Godzilla isn’t the star of the movie
Many have labelled Godzilla Minus One an instant classic. And the melodramatic tone of the film captured the interest of the audience and critics alike. Yamazaki created a different world within the war-torn Japan and with the main character managed to evoke sufficient emotion in viewers.

However, many fans weren’t exactly looking to be moved by the human elements. They just wanted to watch Godzilla doing what he does best — terrorise.

For example, one Rotten Tomato user wrote: “I guess I'm the only one who wants more monster action and less "compelling human stories" in a Godzilla movie. I find it boring and forgettable.”

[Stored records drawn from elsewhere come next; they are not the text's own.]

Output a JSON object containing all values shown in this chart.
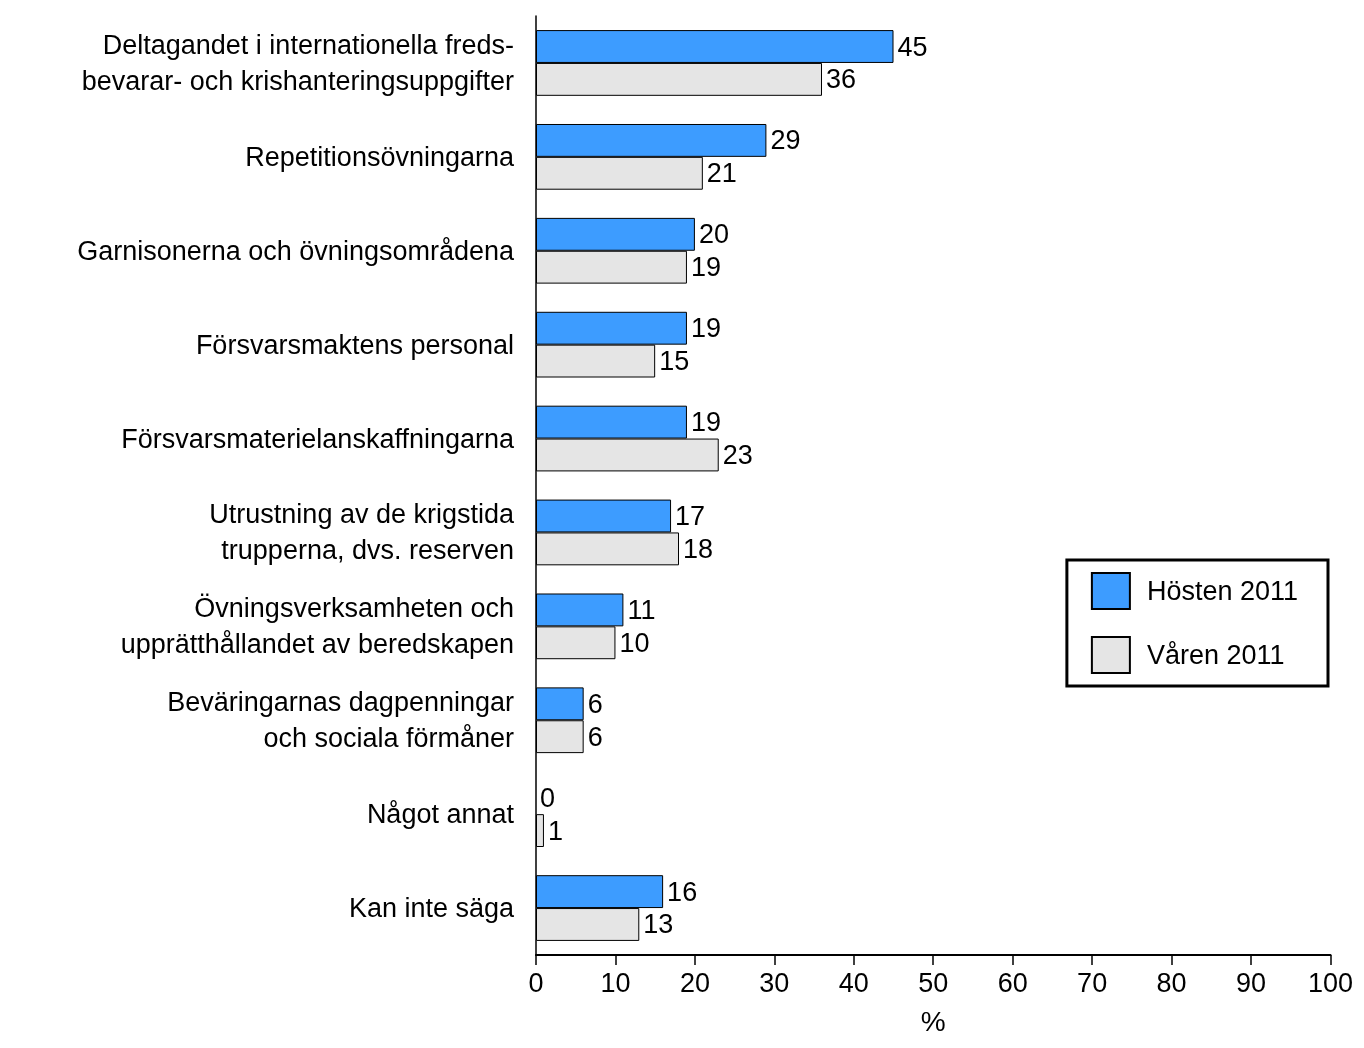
{
  "chart_data": {
    "type": "bar",
    "orientation": "horizontal",
    "categories": [
      "Deltagandet i internationella freds-\nbevarar- och krishanteringsuppgifter",
      "Repetitionsövningarna",
      "Garnisonerna och övningsområdena",
      "Försvarsmaktens personal",
      "Försvarsmaterielanskaffningarna",
      "Utrustning av de krigstida\ntrupperna, dvs. reserven",
      "Övningsverksamheten och\nupprätthållandet av beredskapen",
      "Beväringarnas dagpenningar\noch sociala förmåner",
      "Något annat",
      "Kan inte säga"
    ],
    "series": [
      {
        "name": "Hösten 2011",
        "color": "#3d9cff",
        "values": [
          45,
          29,
          20,
          19,
          19,
          17,
          11,
          6,
          0,
          16
        ]
      },
      {
        "name": "Våren 2011",
        "color": "#e5e5e5",
        "values": [
          36,
          21,
          19,
          15,
          23,
          18,
          10,
          6,
          1,
          13
        ]
      }
    ],
    "xlabel": "%",
    "xlim": [
      0,
      100
    ],
    "xticks": [
      0,
      10,
      20,
      30,
      40,
      50,
      60,
      70,
      80,
      90,
      100
    ],
    "data_labels": true,
    "legend": "right",
    "grid": false
  }
}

“I liked the Godzilla scenes a lot and it did have some memorable characters but there was way too much humans and not much Godzilla. And the human scenes were boring and slow,” wrote another.
It was just.. “okay”
Fans of the franchise had some other complaints as well, one of them being that while the film was good enough, it certainly didn’t wow them.

“It's okay but I would not call it a masterpiece,” said a user on Reddit.

Some had stronger opinions about the pacing, the dramatic storytelling, and even the plot. Here is what some other Redditors had to say:

“Pacing was seriously all over the place, acting was oozing with cheese and most of the dramatic scenes didn't add anything to the plot. Some Godzilla scenes were all right but still... "BEST MOVIE OF ALL TIME", 8+ on IMDB and 98% on RT, seriously??....”

“With mediocre CGI, forced acting, and sluggish pacing, almost everything about this monster movie is painfully dull.”

“Its plot is pretty generic and predictable and the acting was quite cheesy and resembled a soap opera. Some of the political overtones of the movie were also weird, like how it was essentially a redemption arc for a kamikaze pilot.”

These viewpoints just serve to show that as long as there is art, it will be criticised. But did any of these opinions resonate with you?